El público, no puede olvidarse, no solo quiere ver escenas, quiere también saber si todo lo que ahí ve, puede comprobarlo con datos específicos. Y repito: no busco biografías clásicas ni de excesivos detalles, imposible de lograr ni en el cine ni en ningún otro soporte de la comunicación. De todas maneras: cada creador levanta su obra con propias perspectivas estéticas y propósitos históricos y artísticos, así como cada persona es libre de sacar sus conclusiones a partir de su percepción y cosmovisión. Todos los caminos son viables. Todas las posturas se respetan.
Creo que esta Marylin de Blonde solo está reflejada en el lado oscuro y victimizado del espejo, escamoteándosele que supo aprovechar su visibilidad para reivindicar los derechos de las mujeres a enseñar el cuerpo con independencia, lo cual la inserta en el movimiento feminista de la época, y que defendió el derecho de artistas negros a presentarse en lugares famosos, bien pagados y racistas.
No fue la rubia tonta y despistada que construyeron para ella en la pantalla. Gustaba de leer a Thomas Mann en su descomunal y compleja La montaña mágica, a D.H. Lawrence en Hijos y amantes, a Tennessee Williams en Un tranvía llamado deseo, a Marcel Proust en Mundo de Guermantes, o a Khalil Gibran en El profeta, entre los que más se repiten en cualquier artículo sobre ella. Pero no olvidar que amaba interpretar a la Natasha de Antón Chejov para insuflarle otros aires propios. Y que a la misma Gilda, de Arthur Miller, quiso renovarla y problematizarla.
De ella habrá que decir a su favor que fundó su propia productora de cine en 1954, defendió sus economías ante quienes quisieron timarles las entradas, el American Film Institute la colocó, en 1999, en el sexto lugar en su lista de las más grandes leyendas femeninas del cine de la Época de Oro de Hollywood, y alcanzó la estatura de ícono de la cultura popular estadounidense.
Mujer que habló de que en Hollywood pagaban mil dólares por un beso y cincuenta centavos por el alma, se asumió egoísta, impaciente, un poco insegura, que cometía errores, perdía el control y a veces era difícil de lidiar, pero si no se podía lidiar con ella en su peor momento, nadie la merecía en el mejor.
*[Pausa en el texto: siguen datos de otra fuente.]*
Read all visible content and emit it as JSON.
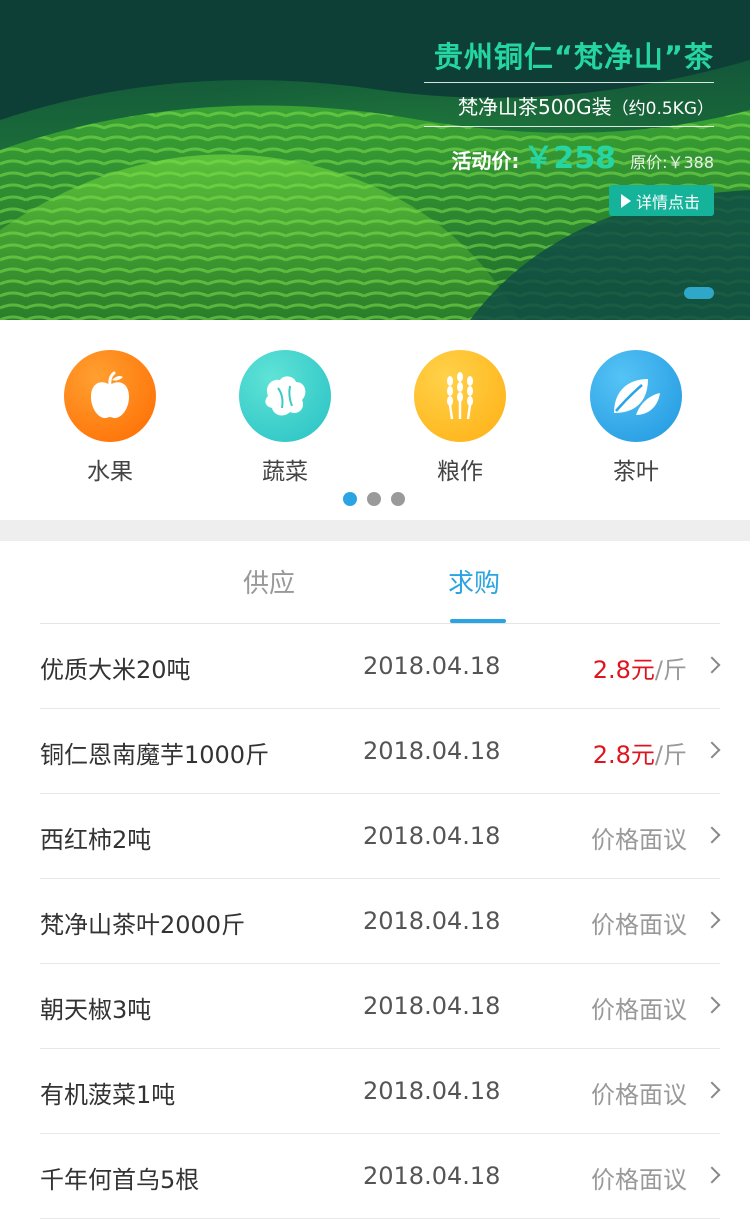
{
  "banner": {
    "title": "贵州铜仁“梵净山”茶",
    "subtitle": "梵净山茶500G装",
    "subtitle_unit": "（约0.5KG）",
    "price_label": "活动价:",
    "price_value": "￥258",
    "original_price": "原价:￥388",
    "detail_button": "详情点击"
  },
  "categories": [
    {
      "label": "水果",
      "icon": "apple-icon",
      "color": "#ff7a14"
    },
    {
      "label": "蔬菜",
      "icon": "cabbage-icon",
      "color": "#35cfc7"
    },
    {
      "label": "粮作",
      "icon": "wheat-icon",
      "color": "#ffb61e"
    },
    {
      "label": "茶叶",
      "icon": "tea-leaf-icon",
      "color": "#2ba3e6"
    }
  ],
  "tabs": {
    "supply": "供应",
    "demand": "求购",
    "active": "demand"
  },
  "list": [
    {
      "name": "优质大米20吨",
      "date": "2018.04.18",
      "price": "2.8元",
      "unit": "/斤",
      "negotiable": false
    },
    {
      "name": "铜仁恩南魔芋1000斤",
      "date": "2018.04.18",
      "price": "2.8元",
      "unit": "/斤",
      "negotiable": false
    },
    {
      "name": "西红柿2吨",
      "date": "2018.04.18",
      "price": "价格面议",
      "unit": "",
      "negotiable": true
    },
    {
      "name": "梵净山茶叶2000斤",
      "date": "2018.04.18",
      "price": "价格面议",
      "unit": "",
      "negotiable": true
    },
    {
      "name": "朝天椒3吨",
      "date": "2018.04.18",
      "price": "价格面议",
      "unit": "",
      "negotiable": true
    },
    {
      "name": "有机菠菜1吨",
      "date": "2018.04.18",
      "price": "价格面议",
      "unit": "",
      "negotiable": true
    },
    {
      "name": "千年何首乌5根",
      "date": "2018.04.18",
      "price": "价格面议",
      "unit": "",
      "negotiable": true
    }
  ]
}
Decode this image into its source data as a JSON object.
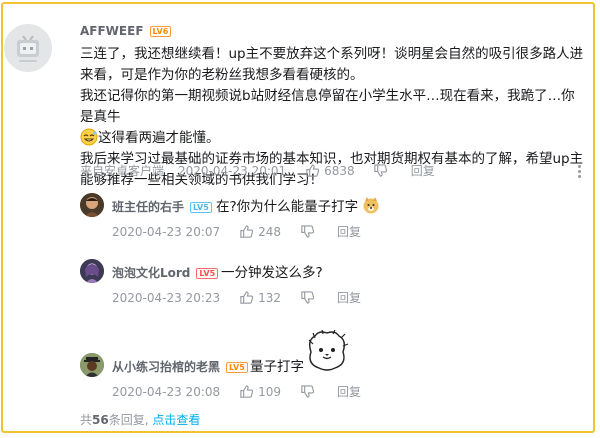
{
  "main_comment": {
    "username": "AFFWEEF",
    "level": "LV6",
    "lines": [
      "三连了，我还想继续看！up主不要放弃这个系列呀！谈明星会自然的吸引很多路人进来看，可是作为你的老粉丝我想多看看硬核的。",
      "我还记得你的第一期视频说b站财经信息停留在小学生水平…现在看来，我跪了…你是真牛",
      "这得看两遍才能懂。",
      "我后来学习过最基础的证券市场的基本知识，也对期货期权有基本的了解，希望up主能够推荐一些相关领域的书供我们学习！"
    ],
    "source": "来自安卓客户端",
    "time": "2020-04-23 20:01",
    "likes": "6838",
    "reply_label": "回复"
  },
  "replies": [
    {
      "username": "班主任的右手",
      "level": "LV5",
      "text": "在?你为什么能量子打字",
      "time": "2020-04-23 20:07",
      "likes": "248",
      "reply_label": "回复"
    },
    {
      "username": "泡泡文化Lord",
      "level": "LV5",
      "text": "一分钟发这么多?",
      "time": "2020-04-23 20:23",
      "likes": "132",
      "reply_label": "回复"
    },
    {
      "username": "从小练习抬棺的老黑",
      "level": "LV5",
      "text": "量子打字",
      "time": "2020-04-23 20:08",
      "likes": "109",
      "reply_label": "回复"
    }
  ],
  "footer": {
    "prefix": "共",
    "count": "56",
    "suffix": "条回复,",
    "link": "点击查看"
  },
  "colors": {
    "border": "#f2c230",
    "link": "#00aeec",
    "meta": "#9499a0"
  }
}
Y aún cuando muchos en el poder la vieron como carne más que como mujer repleta de sueños, los pulverizó con aquella definición de que el hombre tiene que estimular el ánimo y el espíritu de la mujer para hacer el sexo interesante, en tanto el verdadero amante es el hombre que la emociona al tocarle la cabeza, sonreír o mirarla a los ojos.
La académica Sarah Churchwell, quien investigó narrativas sobre la rubia tremenda, precisó: “El mayor mito es que ella era tonta. La segunda es que era frágil. La tercera es que no pudo actuar. Ella estaba lejos de ser tonta, aunque no tenía una educación formal, y era muy sensible al respecto. Pero en verdad era muy inteligente— y muy dura. Tenía que ser ambas cosas para vencer al sistema de estudios de Hollywood en la década de 1950. La rubia tonta era un papel —¡era actriz, por el amor de Dios! Una actriz tan buena que ahora nadie cree que ella fuera otra cosa que lo que retrató en la pantalla”.
Un último aspecto no abordó el filme y es la perenne duda de si murió por sobredosis de barbitúricos o la mandaron a asesinar por su oscura vinculación con los hermanos John y Robert Kennedy y la posibilidad de “soltarlo” todo.
En fin, ni a favor ni en contra de la propuesta estética que ofrece la película Blonde. En todo caso, SÍ, aplausos por la actuación comprometida e impecable de Ana de Armas.